I can conjecture that you are a highly educated gentleman but screwed up in the appearance by height if I guess it right, furthermore, I can figure out why you are still overwhelmed in height neurosis even after having tapped 3 girls taller than you, which can also corroborate my argument at the beginning of my statements.
But I have learned from you that your height is 152cm/153cm. So what's the point you not planning on Paley's Option 3?
You guessed well, I'm screwed and sometimes ashamed of myself and ashamed for being ashamed...because all my education goes against being worried about appearance and because it goes also against doing a surgery that has obvious risks (and plus costs a lot of money and time). And I hardly have money for just one segment, time is limited and probability of complications higher due to age.

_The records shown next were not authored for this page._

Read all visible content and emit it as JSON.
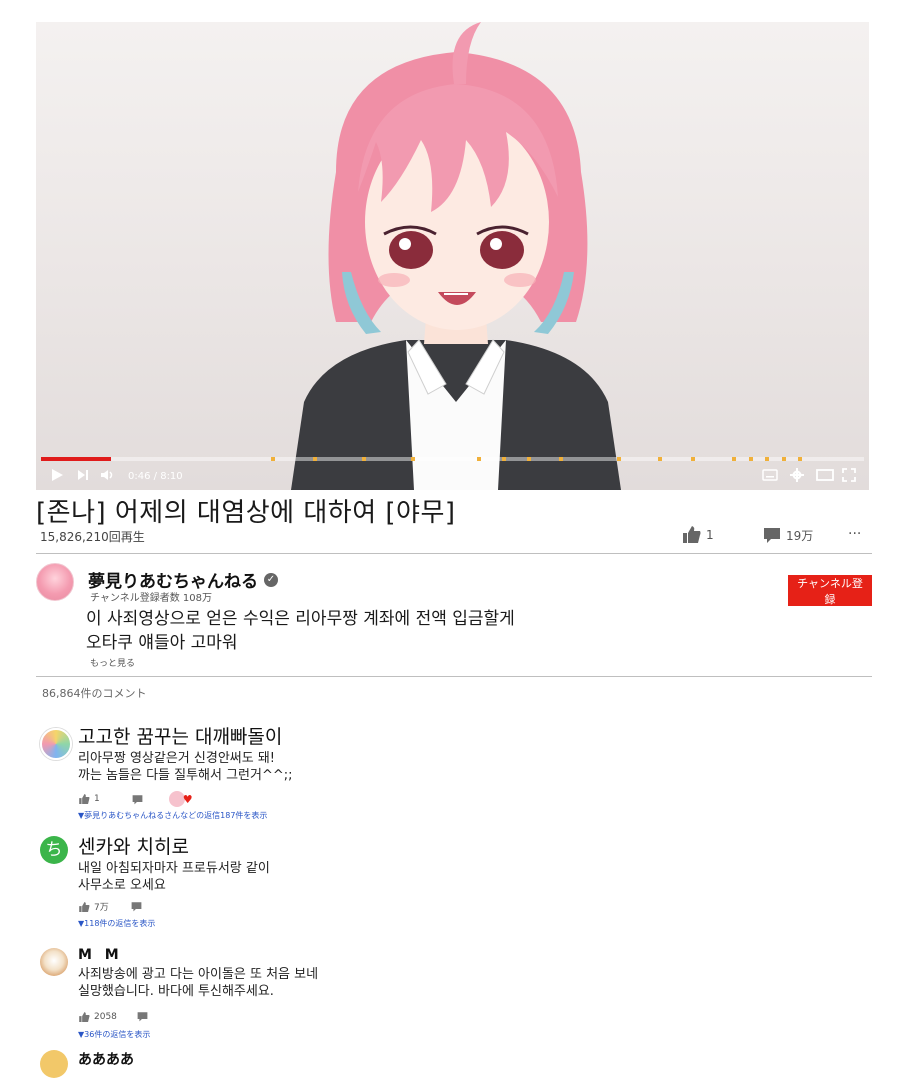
{
  "player": {
    "time_current": "0:46",
    "time_total": "8:10",
    "progress": 0.085,
    "ad_markers": [
      0.28,
      0.33,
      0.39,
      0.45,
      0.53,
      0.56,
      0.59,
      0.63,
      0.7,
      0.75,
      0.79,
      0.84,
      0.86,
      0.88,
      0.9,
      0.92
    ]
  },
  "video": {
    "title": "[존나] 어제의 대염상에 대하여 [야무]",
    "views": "15,826,210回再生",
    "likes": "1",
    "comments_count_short": "19万",
    "more_symbol": "···"
  },
  "channel": {
    "name": "夢見りあむちゃんねる",
    "subscribers": "チャンネル登録者数 108万",
    "subscribe_label": "チャンネル登録",
    "description_lines": [
      "이 사죄영상으로 얻은 수익은 리아무짱 계좌에 전액 입금할게",
      "오타쿠 얘들아 고마워"
    ],
    "more_label": "もっと見る"
  },
  "comments_header": "86,864件のコメント",
  "comments": [
    {
      "author": "고고한 꿈꾸는 대깨빠돌이",
      "lines": [
        "리아무짱 영상같은거 신경안써도 돼!",
        "까는 놈들은 다들 질투해서 그런거^^;;"
      ],
      "likes": "1",
      "replies": "▼夢見りあむちゃんねるさんなどの返信187件を表示"
    },
    {
      "author": "센카와 치히로",
      "avatar_letter": "ち",
      "lines": [
        "내일 아침되자마자 프로듀서랑 같이",
        "사무소로 오세요"
      ],
      "likes": "7万",
      "replies": "▼118件の返信を表示"
    },
    {
      "author": "M M",
      "lines": [
        "사죄방송에 광고 다는 아이돌은 또 처음 보네",
        "실망했습니다. 바다에 투신해주세요."
      ],
      "likes": "2058",
      "replies": "▼36件の返信を表示"
    },
    {
      "author": "ああああ"
    }
  ],
  "colors": {
    "accent": "#e62117",
    "progress": "#e01b1b",
    "ad_marker": "#f0b03a",
    "link": "#2a56c6"
  }
}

At the same time, that same education also prevented me from falling from neurosis, from depression (even when turned chronic), from a "pharmacy at home" intoxicating my liver, from psychiatrists and psychologists (I though the depression was still curable despite the neurosis which now seems pathetic), to drugs, alcoholism, heavier insanity or to other even more dramatic or tragic ways.
However, my professional, social and financial life still got screwed, as well as an undescriptible chronic sadness. But because of that same education, agsin, I didn't seek LL seriously while I was younger (well, CLL was unheard of here but I still went to two surgeons consultations: one only did surgery in crippled people and with the other, he was opened to the idea, and at FREE cost, with nails in femurs, but I hesitated because I was scared and he eventually died!). The fact that the surgery was maybe riskier than today is no consolation, altough I may have been previously "saved" from being crippled by the first generation of GH injections, which I didn't took due to fammily hesitation, because at that time, GH was often severely contaminated (thousands of people got crippled and were still in courts in France a few yesrs years ago). So, GH was an example that being cautious with growing taller sometimes, also paid.
Now, I am obviously aware that height neurosis was the root cause of all depression in a vicious cycle of social isolation, less success at work, suffering, etc. And I am now fighting for maybe not even a third of my "joy years" of life. There are two consolations only: the fact that apparently in most cases of successful LL people get really happier and the fact that for me it is a certainty that achieving no more than 1,62/1,65m (last one probably impossible without going beyond reasonable lenghtening) will be more than enough for me (which is still 13/10 cm below average in my country and surely is very strange to most of you). But there is when my "educative culture" enters again in action :-) . I will probably also use elevator shoes...
Finally, I don’t go for Paley not only because it's too expensive but also because I want to stay in Europe or look for safe options on the Eastern "side", and altough he is surely one of the best, there are many things I personally don't appreciate in him and thus don't feel enough empathy and trust as his future patient. Also because there are alternatives and I personally decided (not price related), but that's another story, to go for tibias and externals (which I know will also surprise many of you). And in that field I can pay the best which luckyly are not greedy and are very ethical. I also prefer to let my body fully "resolve" tibias before going for femurs (with nails) although I still don't have a cent to do femurs without selling my house, which I will avoid at all costs....well, maybe not at all costs...
Please don't get maybe too "touched" by such a sad story, just use it as one more little piece of information to evaluate all your options.